20 Jan 2014

Restoring backed up cookies on Mac OS X 10.9 Mavericks

You can restore a backup of your Cookies file on 10.9 by quitting Safari and then running these commands in the Terminal:

$ killall cookied
$ mv ~/path/to/backed/up/Cookies.binarycookies ~/Library/Cookies/
$ open -a Safari

For reasons that aren’t clear to me, every once in a while OS X will clear my entire cookies file, logging me out of every website in Safari and every other Mac app that uses a system WebKit browser window. It’s pretty annoying, but in the past I’ve always been able to fix it by restoring the Cookies file from my Time Machine backup. (You have a Time Machine backup, right? If not, please go buy one.)

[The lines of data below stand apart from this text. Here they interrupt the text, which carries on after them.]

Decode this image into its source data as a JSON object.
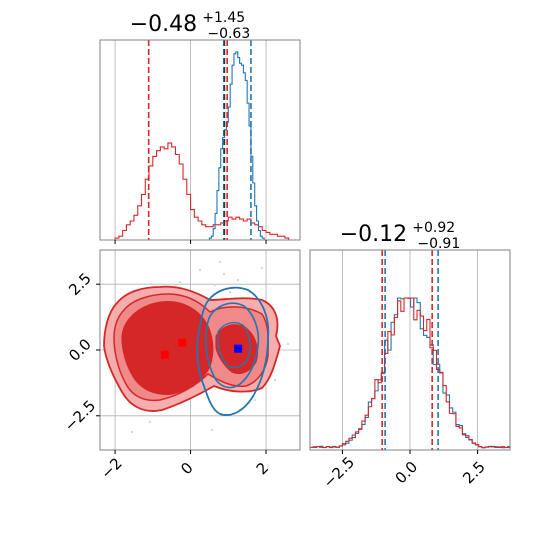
{
  "chart_data": {
    "type": "corner",
    "colors": {
      "red": "#d62728",
      "blue": "#1f77b4",
      "red_fill_light": "#f08a8a",
      "marker_blue": "#0000ff",
      "marker_red": "#ff0000"
    },
    "grid": true,
    "panels": [
      {
        "id": "hist_x",
        "type": "histogram",
        "title": {
          "main": "−0.48",
          "sup": "+1.45",
          "sub": "−0.63"
        },
        "xlim": [
          -2.4,
          2.9
        ],
        "ylim": [
          0,
          1
        ],
        "x_ticks": [
          -2,
          0,
          2
        ],
        "tick_labels_shown": false,
        "series": [
          {
            "name": "red",
            "color": "#d62728",
            "bin_start": -2.0,
            "bin_width": 0.1,
            "heights": [
              0.01,
              0.02,
              0.05,
              0.08,
              0.1,
              0.13,
              0.18,
              0.24,
              0.32,
              0.39,
              0.44,
              0.47,
              0.49,
              0.48,
              0.51,
              0.49,
              0.45,
              0.4,
              0.32,
              0.24,
              0.16,
              0.12,
              0.1,
              0.08,
              0.07,
              0.07,
              0.08,
              0.08,
              0.09,
              0.1,
              0.12,
              0.11,
              0.12,
              0.11,
              0.1,
              0.11,
              0.09,
              0.08,
              0.07,
              0.05,
              0.04,
              0.03,
              0.03,
              0.02,
              0.02,
              0.01
            ],
            "quantile_lines": [
              -1.11,
              0.97
            ]
          },
          {
            "name": "blue",
            "color": "#1f77b4",
            "bin_start": 0.5,
            "bin_width": 0.05,
            "heights": [
              0.01,
              0.02,
              0.06,
              0.14,
              0.26,
              0.38,
              0.48,
              0.54,
              0.58,
              0.62,
              0.7,
              0.82,
              0.92,
              0.98,
              0.99,
              0.96,
              0.93,
              0.92,
              0.88,
              0.84,
              0.72,
              0.6,
              0.44,
              0.3,
              0.18,
              0.1,
              0.05,
              0.02,
              0.01
            ],
            "quantile_lines": [
              0.88,
              1.6
            ]
          }
        ],
        "extra_lines": [
          {
            "x": 0.9,
            "color": "#333333"
          }
        ]
      },
      {
        "id": "joint_xy",
        "type": "contour",
        "xlim": [
          -2.4,
          2.9
        ],
        "ylim": [
          -3.8,
          3.8
        ],
        "x_ticks": [
          -2,
          0,
          2
        ],
        "x_tick_labels": [
          "−2",
          "0",
          "2"
        ],
        "y_ticks": [
          -2.5,
          0.0,
          2.5
        ],
        "y_tick_labels": [
          "−2.5",
          "0.0",
          "2.5"
        ],
        "markers": [
          {
            "x": -0.68,
            "y": -0.18,
            "color": "#ff0000"
          },
          {
            "x": -0.22,
            "y": 0.28,
            "color": "#ff0000"
          },
          {
            "x": 1.26,
            "y": 0.05,
            "color": "#0000ff"
          }
        ]
      },
      {
        "id": "hist_y",
        "type": "histogram",
        "title": {
          "main": "−0.12",
          "sup": "+0.92",
          "sub": "−0.91"
        },
        "xlim": [
          -3.7,
          3.7
        ],
        "ylim": [
          0,
          1
        ],
        "x_ticks": [
          -2.5,
          0.0,
          2.5
        ],
        "x_tick_labels": [
          "−2.5",
          "0.0",
          "2.5"
        ],
        "series": [
          {
            "name": "red",
            "color": "#d62728",
            "quantile_lines": [
              -1.03,
              0.82
            ]
          },
          {
            "name": "blue",
            "color": "#1f77b4",
            "quantile_lines": [
              -0.92,
              1.04
            ]
          }
        ]
      }
    ]
  }
}
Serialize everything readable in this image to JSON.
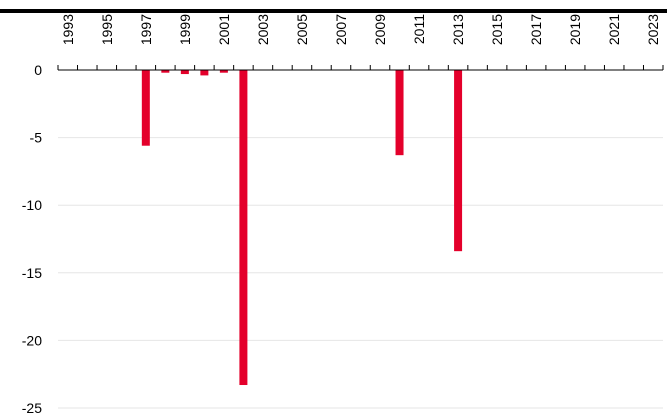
{
  "chart_data": {
    "type": "bar",
    "title": "",
    "xlabel": "",
    "ylabel": "",
    "x_range": [
      1993,
      2023
    ],
    "x_tick_labels": [
      "1993",
      "1995",
      "1997",
      "1999",
      "2001",
      "2003",
      "2005",
      "2007",
      "2009",
      "2011",
      "2013",
      "2015",
      "2017",
      "2019",
      "2021",
      "2023"
    ],
    "ylim": [
      -25,
      0
    ],
    "y_tick_labels": [
      "0",
      "-5",
      "-10",
      "-15",
      "-20",
      "-25"
    ],
    "y_ticks": [
      0,
      -5,
      -10,
      -15,
      -20,
      -25
    ],
    "x_axis_position": "top",
    "grid": "horizontal",
    "legend": "none",
    "bar_color": "#e4002b",
    "categories": [
      1997,
      1998,
      1999,
      2000,
      2001,
      2002,
      2010,
      2013
    ],
    "values": [
      -5.6,
      -0.2,
      -0.3,
      -0.4,
      -0.2,
      -23.3,
      -6.3,
      -13.4
    ]
  }
}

That seems to have changed with OS X 10.9, with the cookied process that runs and seems to act as a central control point for Safari and other applications to access your cookies. It stays running even when Safari is closed, so restoring a backup of your cookies after quitting Safari doesn’t help. cookied still has your old cookies in memory, and the next time you open Safari, it erases your carefully restored backup and overwrites it with your newly empty cookies file.

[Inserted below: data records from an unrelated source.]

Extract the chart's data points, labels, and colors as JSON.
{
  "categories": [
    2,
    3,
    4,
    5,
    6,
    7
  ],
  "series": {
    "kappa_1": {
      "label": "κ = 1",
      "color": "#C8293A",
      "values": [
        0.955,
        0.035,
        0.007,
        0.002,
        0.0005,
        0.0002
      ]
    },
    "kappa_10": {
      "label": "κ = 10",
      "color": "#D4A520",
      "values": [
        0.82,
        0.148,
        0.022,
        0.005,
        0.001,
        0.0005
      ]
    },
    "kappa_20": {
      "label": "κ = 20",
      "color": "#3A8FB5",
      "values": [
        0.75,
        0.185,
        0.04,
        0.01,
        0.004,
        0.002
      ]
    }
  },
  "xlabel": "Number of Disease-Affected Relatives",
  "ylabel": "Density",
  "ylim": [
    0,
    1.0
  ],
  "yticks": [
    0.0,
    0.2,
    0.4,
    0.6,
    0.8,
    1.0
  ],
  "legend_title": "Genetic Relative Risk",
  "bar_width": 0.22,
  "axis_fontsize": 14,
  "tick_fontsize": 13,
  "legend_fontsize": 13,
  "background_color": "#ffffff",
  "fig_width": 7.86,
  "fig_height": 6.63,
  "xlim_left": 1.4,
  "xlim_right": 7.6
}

As a result, the only way to restore a backup of your cookies is to quit Safari (so that cookied won’t automatically get run again), then run killall cookied in the Terminal, then copy your backup into ~/Library/Cookies, and finally re-open Safari. I searched the internet for instructions on how to do that for about 20 minutes before giving up and figuring it out myself. Hopefully this post will mean that future me and other people like him will just see the answer right away when they search.